The government has been accused of being “stuck in a culture war” as the rest of the world leaves it behind on climate change. Prime Minister Scott Morrison is under mounting pressure to commit to a net-zero emissions target as Australia prepares for a critical climate held by new US President Joe Biden this week.
Mr. Morrison was one of 40 world leaders invited to take part in a virtual summit held between April 22-23 as the federal government seeks to align itself more closely with Washington on climate policy.
But Labor climate spokesman Chris Bowen has accused Mr. Morrison of making Australia an “outlier” on the world stage, as other countries prepared for the summit by ramping up their ambitions.
“Meantime, the Australian government’s still stuck in the climate culture wars and can’t even commit to the basic, most necessary commitments,” he told ABC radio on Monday.
Labor has committed to net-zero by 2050 and has touted the potential for Australia to become a “clean energy superpower”, and Mr. Bowen said Australia could miss out on that opportunity.
Mr. Bowen said the rest of the country, including the states and industries, aimed for net-zero by 2050 regardless of inaction from Canberra. “The only people not getting it are the federal government,” he said.
“That comes at a cost because without the national framework, the policy framework to get to zero, we’re not … meeting the economic opportunity.”
Mr. Biden has committed to net zero by 2050 and made climate action a key pillar of his presidency. The White House has announced it will also unveil an “ambitious” target for 2030 imminently.

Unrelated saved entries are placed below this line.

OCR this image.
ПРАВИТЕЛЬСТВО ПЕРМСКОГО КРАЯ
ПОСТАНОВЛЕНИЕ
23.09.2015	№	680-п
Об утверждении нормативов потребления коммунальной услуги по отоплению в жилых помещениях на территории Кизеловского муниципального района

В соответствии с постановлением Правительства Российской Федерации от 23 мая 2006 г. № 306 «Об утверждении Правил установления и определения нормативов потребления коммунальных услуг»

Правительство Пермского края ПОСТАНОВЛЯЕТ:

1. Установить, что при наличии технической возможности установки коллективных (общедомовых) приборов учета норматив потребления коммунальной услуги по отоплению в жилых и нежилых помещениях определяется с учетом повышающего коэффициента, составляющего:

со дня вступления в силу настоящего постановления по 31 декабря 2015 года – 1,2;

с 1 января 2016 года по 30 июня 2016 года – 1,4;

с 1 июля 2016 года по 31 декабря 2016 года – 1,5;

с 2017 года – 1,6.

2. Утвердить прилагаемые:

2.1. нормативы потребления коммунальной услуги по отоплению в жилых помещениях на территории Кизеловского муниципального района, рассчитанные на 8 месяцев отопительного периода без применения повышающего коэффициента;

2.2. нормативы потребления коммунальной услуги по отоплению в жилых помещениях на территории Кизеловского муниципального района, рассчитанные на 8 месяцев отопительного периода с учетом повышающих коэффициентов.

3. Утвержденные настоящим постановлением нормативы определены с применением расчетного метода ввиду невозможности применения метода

But Mr Biden’s special climate envoy John Kerry last week singled out Australia as an impediment to Washington’s strategy. “I’ve talked to Australia (and) we had an excellent conversation,” he said.
“Australia has had some differences with us. We’ve not been able to get on the same page completely. That was one of the problems in Madrid, together with Brazil.” It comes after UK Prime Minister Boris Johnson banned Mr. Morrison from a climate summit over what he saw as Canberra’s lack of ambition.